I think a lot of companies are thinking about the ROI of returning to in-person work all wrong.
Most conversations I've heard where people are weighing the trade-offs between working from home and working in an office focus on two questions:
Do you feel like you're more productive at home or in the office?
Do you feel like you collaborate better working virtually with people or working face-to-face?
And everyone has their own slightly different takes and nuances when answering these questions, but I think in general we've proven over the past two years that 1) employees can be remarkably productive working remotely and 2) many projects can be completed just fine via virtual collaboration even if working face-to-face is still the most comfortable setting for many folks. And I think these are the sorts of conclusions that are leading many companies right now to either double-down on being a remote-first company or adopt a master-of-none hybrid work philosophy.
But this train of thought overlooks one key element: the impact of company culture on worker output. We've proven workers can be productive when working remotely, and we've proven that workers can be quite collaborative when working remotely, but we've also learned that it's extremely difficult to establish a well-defined and widely felt company culture remotely. Company culture isn't formed in Zoom happy hours and biweekly 1:1s. Company culture is formed in desk gossip and break room snack rankings and evening vent sessions and birthday happy hours and hallway shenanigans.
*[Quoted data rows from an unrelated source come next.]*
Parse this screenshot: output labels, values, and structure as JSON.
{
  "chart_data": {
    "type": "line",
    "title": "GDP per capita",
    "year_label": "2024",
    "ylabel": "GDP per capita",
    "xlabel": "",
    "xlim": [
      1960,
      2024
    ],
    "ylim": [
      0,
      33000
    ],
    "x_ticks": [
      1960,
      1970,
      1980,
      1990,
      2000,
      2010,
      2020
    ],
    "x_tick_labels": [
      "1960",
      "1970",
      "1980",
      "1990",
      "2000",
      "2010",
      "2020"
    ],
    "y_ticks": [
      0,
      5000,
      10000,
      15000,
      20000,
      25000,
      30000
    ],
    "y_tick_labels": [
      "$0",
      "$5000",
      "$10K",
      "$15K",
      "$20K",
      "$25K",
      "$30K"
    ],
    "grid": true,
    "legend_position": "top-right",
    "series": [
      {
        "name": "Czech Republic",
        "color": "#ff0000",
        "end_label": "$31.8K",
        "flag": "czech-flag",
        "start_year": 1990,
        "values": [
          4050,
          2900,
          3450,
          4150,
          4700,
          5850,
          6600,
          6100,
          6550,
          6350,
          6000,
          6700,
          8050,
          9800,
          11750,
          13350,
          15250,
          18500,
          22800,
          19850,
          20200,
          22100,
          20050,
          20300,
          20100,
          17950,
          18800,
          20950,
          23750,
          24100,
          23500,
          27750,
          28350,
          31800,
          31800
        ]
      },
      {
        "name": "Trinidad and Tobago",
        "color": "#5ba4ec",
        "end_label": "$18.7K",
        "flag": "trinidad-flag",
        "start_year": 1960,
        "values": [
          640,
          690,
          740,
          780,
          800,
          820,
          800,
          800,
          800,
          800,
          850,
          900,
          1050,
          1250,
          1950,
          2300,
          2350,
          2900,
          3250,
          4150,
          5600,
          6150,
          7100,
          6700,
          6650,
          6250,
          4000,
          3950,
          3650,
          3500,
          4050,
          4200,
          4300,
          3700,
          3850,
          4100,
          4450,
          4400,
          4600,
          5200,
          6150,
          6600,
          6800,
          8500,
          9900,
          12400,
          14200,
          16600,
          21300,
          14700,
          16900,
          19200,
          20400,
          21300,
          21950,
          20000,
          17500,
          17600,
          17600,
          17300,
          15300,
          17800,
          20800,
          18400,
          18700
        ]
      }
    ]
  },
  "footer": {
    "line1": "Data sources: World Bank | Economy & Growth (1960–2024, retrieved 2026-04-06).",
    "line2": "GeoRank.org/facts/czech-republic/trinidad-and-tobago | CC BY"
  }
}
We're social creatures, and we can train ourselves to think seeing someone's face getting transmitted to our computer screens in a marathon of 1s and 0s is meeting this need, but it isn't. Nothing can replace the sense of community and in turn the corporate culture that arises from being with other coworkers in-person.
And when workers are happy or feel like they have a sense of community at work, they do better work. I don't have proof for this. I don't have a study to cite. But we've all felt it. When you are getting along well with our coworkers and feel like you are part of a community in the office, you will be generally happier at work, and if you are generally happier at work, you do better quality work. Plain and simple. That's where the ROI of transitioning back to in-person work comes in. Not in increased productivity. Not in substantially better collaboration. But in the fruits of happier employees doing higher quality work.
This is why I still go into the office. Not to get visibility from leadership. Not because I'm more productive in the office. Not because I'm a sucker for a good 35-minute commute (although I somewhat am). It's because I think the benefits on worker morale and therefore worker output are too great to ignore. So until someone proves to me otherwise, I'm going to keep going in.